American foreign policy must have as its overriding purpose deterring the assaults that these three aggressive powers are capable of launching. Successful deterrence involves having the credible capacity to defeat such assaults. The main theme of the Commission’s report is that such a capacity is now lacking.
To acquire it will require changes in the American defense establishment, force posture, and politics, changes that are taking place too slowly or not at all. The pace of advance in military technology means that, to secure American interests, the Department of Defense will have to become more flexible, more agile, and more adept at rapid innovation, for this purpose working more closely with the country’s private sector, which is where most relevant innovation now occurs.
In addition, for the world of today and tomorrow the United States needs more weaponry of all kinds, from artillery shells to naval vessels. The country’s current defense-industrial base cannot supply it because, in the three decades since the end of the Cold War, it has shrunk dramatically. American security will therefore require more firms devoted to defense and more and bigger defense plants. All this, of course, costs money; and as large as the current defense budget is – 823 billion dollars – it is insufficient.
Expanding the national commitment to defense, in turn, requires public advocacy of such a course by the nation’s leaders and a commitment to it on the part of the American public. Neither is currently in evidence. In this election year, the international challenges to the United States, the needs of its armed forces, and the approach of either major party presidential candidate to the duties of commander-in-chief, have thus far gone virtually unmentioned. To the threats that the Commission describes, the country is not paying attention.
This inattention has grim precedents in American history. The United States was not prepared for the Civil War or either of the two World Wars. The Korean War, which began in 1950 and which the country promptly entered, also came as a surprise to the public at large. In each case, the country managed, over time, to muster the military force necessary for success on the battlefield, but only after having paid a price in territory lost and casualties suffered. In the next war, the cost of unpreparedness could be painfully, even tragically high.

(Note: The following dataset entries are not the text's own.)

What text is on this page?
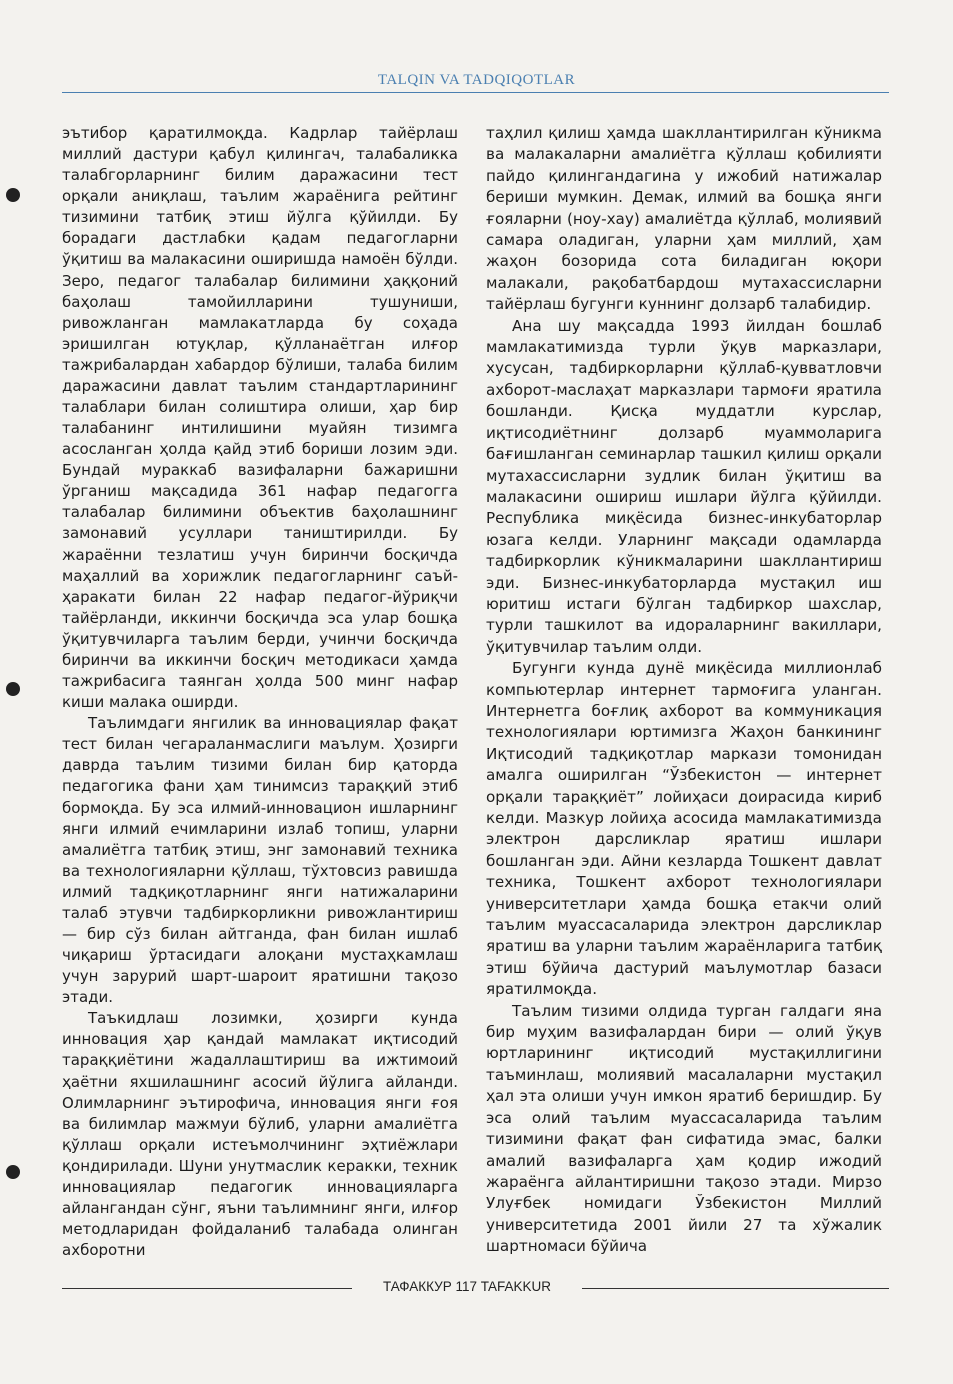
TALQIN VA TADQIQOTLAR

эътибор қаратилмоқда. Кадрлар тайёрлаш миллий дастури қабул қилингач, талабаликка талабгорларнинг билим даражасини тест орқали аниқлаш, таълим жараёнига рейтинг тизимини татбиқ этиш йўлга қўйилди. Бу борадаги дастлабки қадам педагогларни ўқитиш ва малакасини оширишда намоён бўлди. Зеро, педагог талабалар билимини ҳаққоний баҳолаш тамойилларини тушуниши, ривожланган мамлакатларда бу соҳада эришилган ютуқлар, қўлланаётган илғор тажрибалардан хабардор бўлиши, талаба билим даражасини давлат таълим стандартларининг талаблари билан солиштира олиши, ҳар бир талабанинг интилишини муайян тизимга асосланган ҳолда қайд этиб бориши лозим эди. Бундай мураккаб вазифаларни бажаришни ўрганиш мақсадида 361 нафар педагогга талабалар билимини объектив баҳолашнинг замонавий усуллари таништирилди. Бу жараённи тезлатиш учун биринчи босқичда маҳаллий ва хорижлик педагогларнинг саъй-ҳаракати билан 22 нафар педагог-йўриқчи тайёрланди, иккинчи босқичда эса улар бошқа ўқитувчиларга таълим берди, учинчи босқичда биринчи ва иккинчи босқич методикаси ҳамда тажрибасига таянган ҳолда 500 минг нафар киши малака оширди.

Таълимдаги янгилик ва инновациялар фақат тест билан чегараланмаслиги маълум. Ҳозирги даврда таълим тизими билан бир қаторда педагогика фани ҳам тинимсиз тараққий этиб бормоқда. Бу эса илмий-инновацион ишларнинг янги илмий ечимларини излаб топиш, уларни амалиётга татбиқ этиш, энг замонавий техника ва технологияларни қўллаш, тўхтовсиз равишда илмий тадқиқотларнинг янги натижаларини талаб этувчи тадбиркорликни ривожлантириш — бир сўз билан айтганда, фан билан ишлаб чиқариш ўртасидаги алоқани мустаҳкамлаш учун зарурий шарт-шароит яратишни тақозо этади.

Таъкидлаш лозимки, ҳозирги кунда инновация ҳар қандай мамлакат иқтисодий тараққиётини жадаллаштириш ва ижтимоий ҳаётни яхшилашнинг асосий йўлига айланди. Олимларнинг эътирофича, инновация янги ғоя ва билимлар мажмуи бўлиб, уларни амалиётга қўллаш орқали истеъмолчининг эҳтиёжлари қондирилади. Шуни унутмаслик керакки, техник инновациялар педагогик инновацияларга айлангандан сўнг, яъни таълимнинг янги, илғор методларидан фойдаланиб талабада олинган ахборотни

таҳлил қилиш ҳамда шакллантирилган кўникма ва малакаларни амалиётга қўллаш қобилияти пайдо қилингандагина у ижобий натижалар бериши мумкин. Демак, илмий ва бошқа янги ғояларни (ноу-хау) амалиётда қўллаб, молиявий самара оладиган, уларни ҳам миллий, ҳам жаҳон бозорида сота биладиган юқори малакали, рақобатбардош мутахассисларни тайёрлаш бугунги куннинг долзарб талабидир.

Ана шу мақсадда 1993 йилдан бошлаб мамлакатимизда турли ўқув марказлари, хусусан, тадбиркорларни қўллаб-қувватловчи ахборот-маслаҳат марказлари тармоғи яратила бошланди. Қисқа муддатли курслар, иқтисодиётнинг долзарб муаммоларига бағишланган семинарлар ташкил қилиш орқали мутахассисларни зудлик билан ўқитиш ва малакасини ошириш ишлари йўлга қўйилди. Республика миқёсида бизнес-инкубаторлар юзага келди. Уларнинг мақсади одамларда тадбиркорлик кўникмаларини шакллантириш эди. Бизнес-инкубаторларда мустақил иш юритиш истаги бўлган тадбиркор шахслар, турли ташкилот ва идораларнинг вакиллари, ўқитувчилар таълим олди.

Бугунги кунда дунё миқёсида миллионлаб компьютерлар интернет тармоғига уланган. Интернетга боғлиқ ахборот ва коммуникация технологиялари юртимизга Жаҳон банкининг Иқтисодий тадқиқотлар маркази томонидан амалга оширилган “Ўзбекистон — интернет орқали тараққиёт” лойиҳаси доирасида кириб келди. Мазкур лойиҳа асосида мамлакатимизда электрон дарсликлар яратиш ишлари бошланган эди. Айни кезларда Тошкент давлат техника, Тошкент ахборот технологиялари университетлари ҳамда бошқа етакчи олий таълим муассасаларида электрон дарсликлар яратиш ва уларни таълим жараёнларига татбиқ этиш бўйича дастурий маълумотлар базаси яратилмоқда.

Таълим тизими олдида турган галдаги яна бир муҳим вазифалардан бири — олий ўқув юртларининг иқтисодий мустақиллигини таъминлаш, молиявий масалаларни мустақил ҳал эта олиши учун имкон яратиб беришдир. Бу эса олий таълим муассасаларида таълим тизимини фақат фан сифатида эмас, балки амалий вазифаларга ҳам қодир ижодий жараёнга айлантиришни тақозо этади. Мирзо Улуғбек номидаги Ўзбекистон Миллий университетида 2001 йили 27 та хўжалик шартномаси бўйича

ТАФАККУР 117 TAFAKKUR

One particular kind of Washington report sometimes does, contrary to the general pattern, receive sustained attention: a report investigating a major failure, such as the one issued by the commission that looked into the terrorist attacks of September 11, 2001. If the recommendations of the Commission on the National Defense Strategy are not heeded, and disaster strikes as a result, there will surely be a panel charged with discovering the reasons for what happened, and its findings can just as surely be known in advance. They were expressed decades ago by General Douglas MacArthur: “The history of failure in war,” he said the year before the United States formally entered World War II,
“can almost always be summed up in two words: Too late. Too late in comprehending the deadly purpose of a potential enemy. Too late in realizing the mortal danger. Too late in preparedness. Too late in uniting all possible forces for resistance.”
The message of the Harman-Edelman Commission to the American public is: it’s later than you think.